In fondo all’articolo, quando arrivano le conclusioni, Frakes scrive:
D’altro canto, un minuscolo portatile come questo non è per tutti. Infatti, per molte persone, un netbook — anche con installato Mac OS X — è un esercizio di frustrazione. Semplicemente, non è quel che la maggior parte della gente si aspetta da un ‘portatile’. (È per questo che a mio giudizio Apple non costruirà mai un netbook nel senso corrente del termine. Anzi, Apple continua a denigrare il concetto di un piccolo portatile a basso costo, riferendosi specificatamente agli schermi piccoli, alle tastiere sottosviluppate e alle scarse prestazioni. È più probabile che vedremo un dispositivo molto più simile a un grosso iPod touch).
Che è quel che ho sempre sostenuto in materia di netbook ‘made in Apple’.
Regole per un buon uso di Usenet
Sempre valide anche a 25 anni di distanza. Sì, il messaggio è datato 3 marzo 1984. Gustoso questo estratto, dalle FAQ in fondo al messaggio:
- Is being called a ‘hacker’ a compliment or an insult?

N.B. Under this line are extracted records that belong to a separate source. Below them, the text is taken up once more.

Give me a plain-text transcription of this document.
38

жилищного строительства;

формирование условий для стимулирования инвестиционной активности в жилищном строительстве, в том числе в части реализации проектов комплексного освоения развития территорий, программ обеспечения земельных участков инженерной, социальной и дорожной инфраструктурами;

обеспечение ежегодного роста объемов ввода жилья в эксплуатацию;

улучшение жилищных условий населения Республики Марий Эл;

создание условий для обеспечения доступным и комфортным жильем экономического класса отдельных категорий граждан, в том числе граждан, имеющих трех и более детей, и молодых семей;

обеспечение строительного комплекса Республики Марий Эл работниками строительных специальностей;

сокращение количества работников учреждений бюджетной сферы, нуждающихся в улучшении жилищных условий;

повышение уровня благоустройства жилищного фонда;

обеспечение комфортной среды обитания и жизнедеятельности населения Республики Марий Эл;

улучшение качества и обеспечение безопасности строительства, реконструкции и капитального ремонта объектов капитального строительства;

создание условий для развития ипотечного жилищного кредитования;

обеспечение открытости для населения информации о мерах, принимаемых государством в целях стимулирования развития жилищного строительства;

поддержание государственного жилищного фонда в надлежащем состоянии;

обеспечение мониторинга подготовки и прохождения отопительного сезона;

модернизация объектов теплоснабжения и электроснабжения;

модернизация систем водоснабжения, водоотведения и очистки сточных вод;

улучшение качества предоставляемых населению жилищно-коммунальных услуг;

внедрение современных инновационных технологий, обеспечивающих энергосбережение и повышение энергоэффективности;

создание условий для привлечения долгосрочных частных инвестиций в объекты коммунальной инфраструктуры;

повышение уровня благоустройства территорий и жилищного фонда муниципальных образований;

Some people think one, some think the other. If you want to be unambiguous find another word.
Ancora su LinkedIn e i traduttori: la lettera della ATA
Jiri Stejskal, presidente della American Translator Association (ATA), una delle associazioni più importanti e riconosciute negli Stati Uniti, ha scritto una lettera a Jeff Weiner, CEO di LinkedIn, a riguardo della discutibile iniziativa di LinkedIn di chiedere ai traduttori professionisti con un account su LinkedIn se fossero interessati a farsi volontari per tradurre il sito di LinkedIn. Ecco il testo della lettera (file PDF). Molto conciso e diretto al punto, e ben sintetizza il dissenso di chi non si è fatto coinvolgere da LinkedIn e dai suoi oggetti luccicanti ma senza valore.